Buying on credit is so nice : The debt crisis has not stopped Puerto Ricans from shopping (The Economist, Nov 23rd 2013)

Doing business there also became frustrating. The informal economy grew to an estimated quarter of GNP, forcing legal companies to shoulder an outsize share of the fiscal burden. The tax code set high rates, but was riddled with carve-outs. Meanwhile, the state electricity monopoly fell captive to its union and suppliers, and lost $383m last year despite charging three times the price of electricity on the American mainland. Faced with all this, the economy fell into recession in 2006. [...]

The other "escape valve" is emigration. Some 29% of those born on the island now live on the mainland. Its population has fallen by 4% since 2000, to 3.7m. The young and jobless are most likely to move. Small communities in the interior are becoming ghost towns.

Unfortunately, this leaves fewer people to pay taxes to the cash-strapped treasury. As the economy shrunk, the government turned to the bond markets, which sopped up paper that was fully exempt from taxation in all 50 states. Investors remained complacent until Detroit went bankrupt in July. Then they soured, and Puerto Rican debt-yields nearly doubled in two months.

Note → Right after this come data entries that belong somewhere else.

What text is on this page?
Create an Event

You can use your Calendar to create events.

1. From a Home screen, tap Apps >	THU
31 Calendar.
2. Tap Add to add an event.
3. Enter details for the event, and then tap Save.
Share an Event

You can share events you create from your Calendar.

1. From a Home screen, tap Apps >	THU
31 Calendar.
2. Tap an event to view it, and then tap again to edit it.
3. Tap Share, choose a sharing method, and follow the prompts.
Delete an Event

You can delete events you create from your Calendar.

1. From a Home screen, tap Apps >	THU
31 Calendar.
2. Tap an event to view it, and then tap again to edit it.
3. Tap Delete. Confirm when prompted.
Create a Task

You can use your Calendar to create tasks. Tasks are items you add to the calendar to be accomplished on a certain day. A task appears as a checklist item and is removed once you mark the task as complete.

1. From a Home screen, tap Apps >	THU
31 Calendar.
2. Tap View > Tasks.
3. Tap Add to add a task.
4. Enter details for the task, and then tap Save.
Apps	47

The governor, Alejandro García Padilla, had already launched an austerity programme, raising taxes by 1.1% of GNP and making public employees' pension schemes less generous. That is expected to trim the deficit from $2.2 billion to $800m; it has already made 62% of Puerto Ricans disapprove of Mr García Padilla. Yet investors are still unimpressed. Sergio Marxuach, an economist, estimates that the tax increases will shrink GDP so much that half their fiscal benefits will be negated. Investment has fallen by over 20% since 2004. Mr García Padilla is encouraging medical tourism and will allow rich newcomers to avoid tax on passive income. But he opposes opening the market in electricity distribution, which Eduardo Bhatia, the Senate president, thinks would cut energy costs by $2 billion a year.